In the new film Past Lives, there’s a scene in which the main character, Nora, reunites over Skype with Hae Sung, her long-lost middle school sweetheart from South Korea.
“You used to cry a lot. Why don’t you cry now?” Hae Sung asks, remembering the sensitive classmate he used to console regularly.
Nora responds matter of factly: “I used to cry a lot but I realized no one cared.”
Earlier in the film, just after the two say goodbye in South Korea, we see young Nora on a plane to Canada, where she immigrates with her parents. And then a brief scene of her as a new kid at a mostly white school in Canada: She is standing alone against a wall as other children talk and laugh in a tongue she doesn’t understand.
Past Lives is the debut film by Korean Canadian playwright Celine Song that’s based on her life. The movie has been described as a modern-day romance, a fresh take on a love triangle that spans three decades and three countries. The film, which garnered rave reviews at Sundance and Berlinale, is a meditation on former flames and current partners. It’s a love story many can relate to: the feeling of connecting with someone, the loss of a meaningful relationship, the questions about fate and destiny.
But the movie resonated with me for different reasons.
Past Lives is also a film about immigration, asking questions about what the experience does to a child and pushing us to think about what we leave behind and how our environments shape us. That was the most salient theme for me, an immigrant twice over.
When Song was in Chicago last month for an interview, I asked her whether the exchange between Nora and Hae Sung about tears was a commentary on immigration. The question surprised her.
“You’re the first person who talked to me about that piece of dialogue,” Song said. “I always think it speaks volumes about what Nora is going through in the film.”
I watched the movie at a private screening downtown with a couple of other journalists. I sat in the screening room wondering if anyone else was clenching their jaws resisting tears, and whether the brief scenes and dialogue around immigration and displacement resonated with any of them.

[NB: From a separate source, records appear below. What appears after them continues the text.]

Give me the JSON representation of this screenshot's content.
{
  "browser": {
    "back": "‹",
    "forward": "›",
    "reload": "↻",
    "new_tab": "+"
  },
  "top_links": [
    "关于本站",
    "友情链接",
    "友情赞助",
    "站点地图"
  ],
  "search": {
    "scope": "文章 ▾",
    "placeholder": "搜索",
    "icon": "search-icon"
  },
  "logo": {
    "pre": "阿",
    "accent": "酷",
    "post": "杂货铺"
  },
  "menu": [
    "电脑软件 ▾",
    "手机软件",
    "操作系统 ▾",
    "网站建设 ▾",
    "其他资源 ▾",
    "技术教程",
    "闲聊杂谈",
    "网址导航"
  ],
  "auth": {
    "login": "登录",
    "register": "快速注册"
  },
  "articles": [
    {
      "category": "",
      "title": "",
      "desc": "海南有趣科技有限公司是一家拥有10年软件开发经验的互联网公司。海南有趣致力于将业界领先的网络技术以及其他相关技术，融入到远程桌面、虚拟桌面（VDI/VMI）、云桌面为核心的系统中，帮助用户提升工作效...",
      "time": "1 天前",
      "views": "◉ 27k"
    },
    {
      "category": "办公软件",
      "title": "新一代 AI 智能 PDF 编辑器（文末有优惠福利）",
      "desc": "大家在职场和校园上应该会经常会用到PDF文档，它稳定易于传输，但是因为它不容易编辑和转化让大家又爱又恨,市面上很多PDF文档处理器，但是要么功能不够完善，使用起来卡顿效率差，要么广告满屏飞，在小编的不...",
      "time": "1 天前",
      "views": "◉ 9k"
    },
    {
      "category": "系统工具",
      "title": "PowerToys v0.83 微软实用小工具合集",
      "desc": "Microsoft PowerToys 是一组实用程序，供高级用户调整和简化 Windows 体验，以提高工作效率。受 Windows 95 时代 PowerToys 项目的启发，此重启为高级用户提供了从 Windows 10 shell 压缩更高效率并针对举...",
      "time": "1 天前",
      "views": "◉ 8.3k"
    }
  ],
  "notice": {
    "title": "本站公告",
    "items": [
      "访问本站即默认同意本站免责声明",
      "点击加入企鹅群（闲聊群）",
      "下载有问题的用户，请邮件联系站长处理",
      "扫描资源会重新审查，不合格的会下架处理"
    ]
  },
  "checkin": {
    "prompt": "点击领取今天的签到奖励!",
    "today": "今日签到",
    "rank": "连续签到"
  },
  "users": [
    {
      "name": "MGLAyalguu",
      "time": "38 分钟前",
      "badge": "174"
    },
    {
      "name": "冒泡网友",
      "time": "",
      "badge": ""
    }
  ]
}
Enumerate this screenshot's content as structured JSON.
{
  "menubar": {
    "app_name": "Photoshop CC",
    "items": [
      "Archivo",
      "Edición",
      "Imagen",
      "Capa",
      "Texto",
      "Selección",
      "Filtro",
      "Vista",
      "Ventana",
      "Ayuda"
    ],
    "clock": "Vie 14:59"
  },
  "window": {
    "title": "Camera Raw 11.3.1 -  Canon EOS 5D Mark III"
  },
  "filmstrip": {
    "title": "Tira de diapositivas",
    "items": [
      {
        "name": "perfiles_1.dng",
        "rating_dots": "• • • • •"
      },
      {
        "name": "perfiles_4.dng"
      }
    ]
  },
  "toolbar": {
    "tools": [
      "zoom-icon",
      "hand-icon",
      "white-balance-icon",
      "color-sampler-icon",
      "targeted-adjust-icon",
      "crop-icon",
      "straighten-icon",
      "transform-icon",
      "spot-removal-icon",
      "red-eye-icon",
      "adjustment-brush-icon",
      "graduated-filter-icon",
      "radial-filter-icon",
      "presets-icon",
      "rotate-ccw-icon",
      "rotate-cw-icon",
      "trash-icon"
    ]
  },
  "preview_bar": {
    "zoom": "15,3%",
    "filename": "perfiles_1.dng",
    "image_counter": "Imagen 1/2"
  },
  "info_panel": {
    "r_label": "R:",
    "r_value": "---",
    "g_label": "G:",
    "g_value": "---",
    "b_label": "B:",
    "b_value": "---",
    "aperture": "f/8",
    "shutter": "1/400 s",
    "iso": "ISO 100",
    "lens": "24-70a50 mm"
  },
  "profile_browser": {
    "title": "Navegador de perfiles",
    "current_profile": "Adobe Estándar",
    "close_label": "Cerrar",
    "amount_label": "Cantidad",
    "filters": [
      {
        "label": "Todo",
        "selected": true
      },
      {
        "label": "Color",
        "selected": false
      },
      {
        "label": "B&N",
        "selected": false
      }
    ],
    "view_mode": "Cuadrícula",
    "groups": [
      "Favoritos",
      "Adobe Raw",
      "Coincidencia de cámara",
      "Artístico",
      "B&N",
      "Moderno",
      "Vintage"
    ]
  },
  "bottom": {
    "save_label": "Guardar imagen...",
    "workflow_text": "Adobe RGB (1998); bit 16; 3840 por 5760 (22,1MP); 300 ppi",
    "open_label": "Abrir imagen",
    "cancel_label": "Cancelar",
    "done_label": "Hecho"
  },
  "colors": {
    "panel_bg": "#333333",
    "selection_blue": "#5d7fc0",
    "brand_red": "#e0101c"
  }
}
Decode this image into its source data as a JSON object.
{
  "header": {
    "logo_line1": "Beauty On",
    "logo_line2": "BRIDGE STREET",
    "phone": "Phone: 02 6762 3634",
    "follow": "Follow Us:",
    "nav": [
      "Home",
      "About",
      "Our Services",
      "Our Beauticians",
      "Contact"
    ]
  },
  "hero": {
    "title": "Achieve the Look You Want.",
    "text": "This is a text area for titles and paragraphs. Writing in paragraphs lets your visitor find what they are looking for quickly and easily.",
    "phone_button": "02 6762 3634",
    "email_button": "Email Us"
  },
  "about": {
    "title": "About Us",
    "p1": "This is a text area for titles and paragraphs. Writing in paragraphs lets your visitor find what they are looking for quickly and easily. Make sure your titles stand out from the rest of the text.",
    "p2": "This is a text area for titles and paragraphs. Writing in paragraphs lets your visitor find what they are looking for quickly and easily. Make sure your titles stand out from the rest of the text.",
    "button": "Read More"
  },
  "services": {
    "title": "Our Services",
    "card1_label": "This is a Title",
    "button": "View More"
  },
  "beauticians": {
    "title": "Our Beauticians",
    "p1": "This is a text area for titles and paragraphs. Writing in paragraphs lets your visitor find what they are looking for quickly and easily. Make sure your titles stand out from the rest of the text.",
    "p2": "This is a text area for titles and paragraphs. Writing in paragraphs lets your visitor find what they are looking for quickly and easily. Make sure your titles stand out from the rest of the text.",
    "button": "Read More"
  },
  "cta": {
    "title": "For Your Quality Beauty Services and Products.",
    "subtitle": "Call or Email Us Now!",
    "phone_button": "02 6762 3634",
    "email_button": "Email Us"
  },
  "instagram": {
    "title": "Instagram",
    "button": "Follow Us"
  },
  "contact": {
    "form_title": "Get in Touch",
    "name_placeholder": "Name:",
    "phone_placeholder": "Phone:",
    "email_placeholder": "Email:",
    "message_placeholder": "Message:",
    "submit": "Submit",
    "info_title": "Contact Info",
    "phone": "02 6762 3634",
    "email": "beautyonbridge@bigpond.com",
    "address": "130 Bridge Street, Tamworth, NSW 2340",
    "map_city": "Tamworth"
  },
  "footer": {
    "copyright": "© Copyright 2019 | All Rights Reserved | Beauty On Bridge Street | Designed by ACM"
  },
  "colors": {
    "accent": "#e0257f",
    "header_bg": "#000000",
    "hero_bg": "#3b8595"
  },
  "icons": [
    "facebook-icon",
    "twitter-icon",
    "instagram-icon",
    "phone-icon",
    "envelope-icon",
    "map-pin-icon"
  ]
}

Song, who like Nora moved from South Korea to Canada with her parents at age 12, said the experience of displacement leads to “a bit of a toughening … becoming stronger in a way,” transforming the movie’s heroine from a sensitive girl to a steely woman.
To be sure, many difficult experiences — violence, trauma, poverty — can lead to this hardening. I think often about survivors of gun violence and asylum-seekers who cross jungles and rivers. For everything my family experienced, countless people experience worse.
And yet I cannot help but wonder how much more emotionally attuned and, well, healthy, I might have been had I grown up in a stable environment.
As a kid who moved from South Korea to Paraguay and then to the United States, I had an acute sense of the futility of tears. I couldn’t burden my parents, who were busy just keeping our family afloat. I also knew they couldn’t really help because of limits to their time, money and language.
A couple of years ago, my daughter had a playdate with soon-to-be first grade classmates at her new school. All the kids knew each other from the previous year and were busy chasing one another on the playground. My child tried to tag along but went mostly ignored. At one point, she gave up and walked over to my husband and me.
She looked up at us as tears flooded her eyes.
“I feel so lonely,” she said, beginning to sob.
As my whole insides crumbled, I wiped as many tears as I could and hid her face in my chest. I said to her, “I know, but it’s because you’re new. It takes time to make friends.”
I also said, firmly, “Let’s try not to cry though, ok?” I felt my husband’s glare but got our daughter to take some deep breaths. After some minutes, everyone went into the school cafeteria and played “Simon Says,” a much more communal activity. We survived the afternoon.
Driving back from the playdate, I felt two strange emotions surge inside of me: shame and jealousy. How could she cry so easily in public at this age? Why can’t she be tougher? Why does she get to cry and be comforted when so many people don’t? Why should I have to see and feel her pain?
Stellar parenting, I know.
Later that night after our daughter went to bed, I talked about this with my husband. He said, “That’s our job — to absorb that for her and be there in those moments.”
He — a much more emotionally healthy and gracious human due in part to his idyllic and stable upbringing — has heard many of my immigrant stories and knows I didn’t have the privileges and support our daughter has. He also knows how those conditions continue to manifest themselves in me now as a grown woman, for better or for worse, and how parenting has had a way of surfacing some of that unresolved pain.
At the end of Past Lives, after the love story is more or less hashed out, there’s a scene that Song describes as a release of sorts. The filmmaker says Nora cries the tears suspended from childhood, for “all the what-ifs and all the possibilities of another life” and “[grieves] the little girl that she never got to grieve.”
Futile and, yes, still embarrassing, as they are, I, too, shed some tears in the dark of that screening room. It was only after everyone had left the theater that I allowed myself to wipe them from my face.
Past Lives opens in select Chicago theaters June 9.